PG5. A Child Focussed Approach to Safeguarding
For a record of all amendments and updates, see the Amendments & Archives.Specific definitions of key concepts used by safeguarding practitioners are available through the Glossary.
Effective safeguarding systems are child centred. Failings in safeguarding systems are too often the result of losing sight of the needs and views of the children within them, or placing the interests of adults ahead of the needs of children.

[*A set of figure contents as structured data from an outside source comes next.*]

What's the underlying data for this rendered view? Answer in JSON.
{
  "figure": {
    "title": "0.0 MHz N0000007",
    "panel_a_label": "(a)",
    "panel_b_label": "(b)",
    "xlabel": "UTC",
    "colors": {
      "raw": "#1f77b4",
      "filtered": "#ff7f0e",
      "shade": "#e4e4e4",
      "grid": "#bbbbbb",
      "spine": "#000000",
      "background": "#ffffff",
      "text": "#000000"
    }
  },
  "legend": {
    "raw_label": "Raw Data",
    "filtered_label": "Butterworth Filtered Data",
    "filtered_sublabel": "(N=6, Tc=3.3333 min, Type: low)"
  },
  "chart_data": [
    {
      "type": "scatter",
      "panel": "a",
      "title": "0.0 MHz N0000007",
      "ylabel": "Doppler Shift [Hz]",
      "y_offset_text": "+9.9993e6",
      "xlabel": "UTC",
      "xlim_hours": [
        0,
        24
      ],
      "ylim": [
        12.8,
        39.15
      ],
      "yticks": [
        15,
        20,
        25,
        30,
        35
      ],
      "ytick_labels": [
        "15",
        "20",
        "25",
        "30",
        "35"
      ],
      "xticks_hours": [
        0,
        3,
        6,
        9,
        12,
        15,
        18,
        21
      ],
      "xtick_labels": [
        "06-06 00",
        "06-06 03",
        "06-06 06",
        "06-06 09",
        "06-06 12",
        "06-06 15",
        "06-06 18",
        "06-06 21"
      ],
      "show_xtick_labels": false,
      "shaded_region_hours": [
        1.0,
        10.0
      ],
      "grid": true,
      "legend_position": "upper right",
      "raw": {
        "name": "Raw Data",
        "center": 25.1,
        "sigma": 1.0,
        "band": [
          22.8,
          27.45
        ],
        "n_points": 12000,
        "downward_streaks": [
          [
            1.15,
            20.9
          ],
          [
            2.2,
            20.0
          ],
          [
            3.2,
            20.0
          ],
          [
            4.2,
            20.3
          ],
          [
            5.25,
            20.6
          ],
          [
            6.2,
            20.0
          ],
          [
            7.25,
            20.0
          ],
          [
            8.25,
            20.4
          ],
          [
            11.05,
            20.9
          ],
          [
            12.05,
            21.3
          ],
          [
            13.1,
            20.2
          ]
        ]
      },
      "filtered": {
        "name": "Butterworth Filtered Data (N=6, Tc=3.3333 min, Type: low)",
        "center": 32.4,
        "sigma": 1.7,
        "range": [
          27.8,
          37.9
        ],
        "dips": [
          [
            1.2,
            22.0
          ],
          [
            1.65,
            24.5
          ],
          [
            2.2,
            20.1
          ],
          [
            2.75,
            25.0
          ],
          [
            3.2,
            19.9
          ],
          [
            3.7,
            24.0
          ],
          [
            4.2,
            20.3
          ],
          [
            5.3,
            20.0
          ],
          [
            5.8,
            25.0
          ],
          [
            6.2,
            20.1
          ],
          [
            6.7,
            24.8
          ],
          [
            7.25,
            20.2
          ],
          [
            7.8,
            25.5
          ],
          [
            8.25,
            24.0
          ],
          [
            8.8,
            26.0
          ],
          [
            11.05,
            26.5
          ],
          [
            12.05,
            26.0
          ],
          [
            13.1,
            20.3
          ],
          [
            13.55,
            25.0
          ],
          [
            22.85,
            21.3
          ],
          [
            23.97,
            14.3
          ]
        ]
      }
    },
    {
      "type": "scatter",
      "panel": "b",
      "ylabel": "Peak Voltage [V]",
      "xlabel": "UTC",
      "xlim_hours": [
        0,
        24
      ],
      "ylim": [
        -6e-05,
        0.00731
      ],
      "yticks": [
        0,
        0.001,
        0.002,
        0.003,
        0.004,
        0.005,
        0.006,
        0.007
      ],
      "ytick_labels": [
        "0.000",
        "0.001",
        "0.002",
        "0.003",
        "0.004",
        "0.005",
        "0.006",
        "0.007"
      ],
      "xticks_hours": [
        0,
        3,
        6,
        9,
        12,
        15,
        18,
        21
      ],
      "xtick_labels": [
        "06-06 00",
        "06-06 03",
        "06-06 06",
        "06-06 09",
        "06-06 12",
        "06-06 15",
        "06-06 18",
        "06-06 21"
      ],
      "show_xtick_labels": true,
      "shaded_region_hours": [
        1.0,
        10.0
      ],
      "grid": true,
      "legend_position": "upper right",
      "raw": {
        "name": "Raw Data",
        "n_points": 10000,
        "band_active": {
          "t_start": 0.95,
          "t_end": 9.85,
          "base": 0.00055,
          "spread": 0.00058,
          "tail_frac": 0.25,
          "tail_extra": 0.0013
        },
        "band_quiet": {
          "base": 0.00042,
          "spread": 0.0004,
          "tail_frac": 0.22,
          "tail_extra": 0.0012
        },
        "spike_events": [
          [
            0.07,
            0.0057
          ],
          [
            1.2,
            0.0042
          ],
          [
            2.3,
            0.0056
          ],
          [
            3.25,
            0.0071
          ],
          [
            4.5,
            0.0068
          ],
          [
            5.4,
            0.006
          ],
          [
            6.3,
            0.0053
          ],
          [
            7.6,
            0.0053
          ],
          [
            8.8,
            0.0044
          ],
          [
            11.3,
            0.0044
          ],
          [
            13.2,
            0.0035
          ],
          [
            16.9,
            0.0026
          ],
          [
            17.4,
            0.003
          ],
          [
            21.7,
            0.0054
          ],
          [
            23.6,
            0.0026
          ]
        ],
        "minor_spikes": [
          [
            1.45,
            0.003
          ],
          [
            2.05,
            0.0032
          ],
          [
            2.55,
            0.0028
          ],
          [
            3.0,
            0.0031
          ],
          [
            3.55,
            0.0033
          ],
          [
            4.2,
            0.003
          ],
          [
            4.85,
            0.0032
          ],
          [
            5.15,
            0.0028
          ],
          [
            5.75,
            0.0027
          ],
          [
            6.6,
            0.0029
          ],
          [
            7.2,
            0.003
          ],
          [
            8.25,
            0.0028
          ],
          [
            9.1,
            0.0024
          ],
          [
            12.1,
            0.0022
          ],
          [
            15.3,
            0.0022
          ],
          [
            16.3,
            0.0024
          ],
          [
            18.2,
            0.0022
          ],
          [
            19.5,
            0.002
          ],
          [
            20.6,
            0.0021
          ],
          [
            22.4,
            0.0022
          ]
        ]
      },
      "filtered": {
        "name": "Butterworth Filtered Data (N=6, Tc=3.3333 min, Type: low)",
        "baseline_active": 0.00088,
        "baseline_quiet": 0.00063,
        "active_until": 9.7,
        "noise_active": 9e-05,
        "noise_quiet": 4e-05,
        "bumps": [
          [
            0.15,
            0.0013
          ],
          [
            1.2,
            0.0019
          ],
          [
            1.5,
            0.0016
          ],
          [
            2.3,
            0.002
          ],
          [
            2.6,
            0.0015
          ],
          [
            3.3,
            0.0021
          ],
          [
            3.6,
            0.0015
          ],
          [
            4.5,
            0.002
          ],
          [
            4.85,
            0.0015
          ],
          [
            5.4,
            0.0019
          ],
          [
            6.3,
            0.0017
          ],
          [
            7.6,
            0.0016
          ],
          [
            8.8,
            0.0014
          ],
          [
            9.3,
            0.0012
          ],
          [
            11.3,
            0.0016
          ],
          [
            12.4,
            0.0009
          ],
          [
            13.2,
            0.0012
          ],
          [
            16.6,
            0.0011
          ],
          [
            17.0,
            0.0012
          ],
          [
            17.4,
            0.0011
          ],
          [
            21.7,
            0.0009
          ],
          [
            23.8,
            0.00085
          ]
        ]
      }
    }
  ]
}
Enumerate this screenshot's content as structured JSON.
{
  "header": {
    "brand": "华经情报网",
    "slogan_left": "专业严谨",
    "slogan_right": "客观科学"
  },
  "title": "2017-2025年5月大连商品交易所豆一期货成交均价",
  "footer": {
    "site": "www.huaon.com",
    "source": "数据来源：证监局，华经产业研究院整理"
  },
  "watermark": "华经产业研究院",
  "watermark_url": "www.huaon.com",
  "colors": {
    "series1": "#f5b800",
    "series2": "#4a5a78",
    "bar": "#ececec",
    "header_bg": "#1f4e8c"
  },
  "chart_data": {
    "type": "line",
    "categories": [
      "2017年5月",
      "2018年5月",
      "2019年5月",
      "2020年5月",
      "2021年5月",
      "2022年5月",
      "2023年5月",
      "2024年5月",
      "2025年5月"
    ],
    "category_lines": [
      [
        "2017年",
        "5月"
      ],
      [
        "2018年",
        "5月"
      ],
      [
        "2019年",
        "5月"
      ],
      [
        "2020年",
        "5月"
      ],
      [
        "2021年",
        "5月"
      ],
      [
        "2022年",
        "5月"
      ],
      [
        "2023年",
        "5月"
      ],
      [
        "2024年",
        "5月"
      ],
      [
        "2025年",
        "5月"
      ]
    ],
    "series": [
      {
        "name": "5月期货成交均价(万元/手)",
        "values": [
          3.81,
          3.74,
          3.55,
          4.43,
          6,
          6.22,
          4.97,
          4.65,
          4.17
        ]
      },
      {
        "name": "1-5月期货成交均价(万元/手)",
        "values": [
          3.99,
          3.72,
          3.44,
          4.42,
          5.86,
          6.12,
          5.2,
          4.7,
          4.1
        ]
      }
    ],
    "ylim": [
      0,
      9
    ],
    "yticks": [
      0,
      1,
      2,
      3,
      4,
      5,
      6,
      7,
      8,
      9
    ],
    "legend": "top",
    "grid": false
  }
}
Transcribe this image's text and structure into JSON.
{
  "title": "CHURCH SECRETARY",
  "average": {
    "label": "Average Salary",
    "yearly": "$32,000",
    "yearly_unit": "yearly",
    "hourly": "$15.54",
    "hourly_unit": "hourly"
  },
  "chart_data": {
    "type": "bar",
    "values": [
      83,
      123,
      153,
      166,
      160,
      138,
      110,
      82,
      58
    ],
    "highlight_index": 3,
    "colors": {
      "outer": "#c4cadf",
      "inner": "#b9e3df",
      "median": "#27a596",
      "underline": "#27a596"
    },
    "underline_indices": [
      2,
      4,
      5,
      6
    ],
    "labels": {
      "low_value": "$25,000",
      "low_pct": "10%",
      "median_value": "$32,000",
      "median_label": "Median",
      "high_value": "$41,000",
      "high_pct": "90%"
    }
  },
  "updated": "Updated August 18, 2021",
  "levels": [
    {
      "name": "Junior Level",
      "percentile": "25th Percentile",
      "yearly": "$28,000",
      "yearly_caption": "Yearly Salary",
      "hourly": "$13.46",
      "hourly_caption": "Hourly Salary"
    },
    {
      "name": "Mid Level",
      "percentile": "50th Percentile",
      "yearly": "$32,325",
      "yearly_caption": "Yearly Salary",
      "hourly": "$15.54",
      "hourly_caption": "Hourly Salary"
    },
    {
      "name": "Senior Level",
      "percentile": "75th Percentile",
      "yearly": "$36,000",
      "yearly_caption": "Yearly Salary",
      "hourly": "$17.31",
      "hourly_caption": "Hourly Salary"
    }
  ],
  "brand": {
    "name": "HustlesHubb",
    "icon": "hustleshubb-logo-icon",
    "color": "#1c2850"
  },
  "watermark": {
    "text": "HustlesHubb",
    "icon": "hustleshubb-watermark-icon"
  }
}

Children want to be respected, their views to be heard, to have stable relationships with professionals built on trust and for consistent support provided for their individual needs. This should guide the behaviour of professionals. Anyone working with children should see and speak to the child; listen to what they say; take their views seriously; and work with them collaboratively when deciding how to support their needs. A child-centred approach is supported by:
- The Children Act 1989 (as amended by section 53 of the Children Act 2004). This Act requires local authorities to give due regard to a child's wishes when determining what services to provide under section 17 of the Children Act 1989, and before making decisions about action to be taken to protect individual children under section 47 of the Children Act 1989. These duties complement requirements relating to the wishes and feelings of children who are, or may be, looked after (section 22 (4) Children Act 1989), including those who are provided with accommodation under section 20 of the Children Act 1989 and children taken into police protection (section 46(3) (d) of that Act);
- The Equality Act 2010 which puts a responsibility on public authorities to have due regard to the need to eliminate discrimination and promote equality of opportunity. This applies to the process of identification of need and risk faced by the individual child and the process of assessment. No child or group of children must be treated any less favourably than others in being able to access effective services which meet their particular needs; and
- The United Nations Convention on the Rights of the Child (UNCRC). This is an international agreement that protects the rights of children and provides a child-centred framework for the development of services to children. The UK Government ratified the UNCRC in 1991 and, by doing so, recognises children's rights to expression and receiving information.
See Working Together to Safeguarding Children:Children have said that they need
- Vigilance: to have adults notice when things are troubling them;
- Understanding and action: to understand what is happening; to be heard and understood; and to have that understanding acted upon;
- Stability: to be able to develop an on-going stable relationship of trust with those helping them;
- Respect: to be treated with the expectation that they are competent rather than not;
- Information and engagement: to be informed about and involved in procedures, decisions, concerns and plans;
- Explanation: to be informed of the outcome of assessments and decisions and reasons when their views have not met with a positive response;
- Support: to be provided with support in their own right as well as a member of their family;
- Advocacy: to be provided with advocacy to assist them in putting forward their views.
- Eliciting the child's wishes and feelings - about their situation now as well as plans and hopes for the future;
- Providing children with honest and accurate information about the current situation, as seen by professionals, and future possible actions and interventions;
- Involving the child in key decision-making;
- Providing appropriate information to the child about his or her right to protection and assistance;
- Inviting children to make recommendations about the services and assistance they need and/or are available to them;
- Ensuring children have access to independent advice and support (for example, through advocates or children's rights officers) to be able to express their views and influence decision-making.
Even initial discussions with children should be conducted in a way that minimises any distress caused to them and maximises the likelihood that they will provide helpful information. Children may need time and more than one opportunity in order to develop sufficient trust to communicate any concerns they may have, especially if they have a communication impairment, learning disabilities, are very young or are experiencing mental health problems.
In addition to individual practitioners shaping support around the needs of individual children, local agencies need to have a clear understanding of the collective needs of children locally when commissioning effective services. As part of that process, the Director of Public Health should ensure that the needs of vulnerable children are a key part of the Joint Strategic Needs Assessment that is developed by the health and well-being board. The LSCP locally should use this assessment to help them understand the prevalence of abuse and neglect in their area, which in turn will help shape services.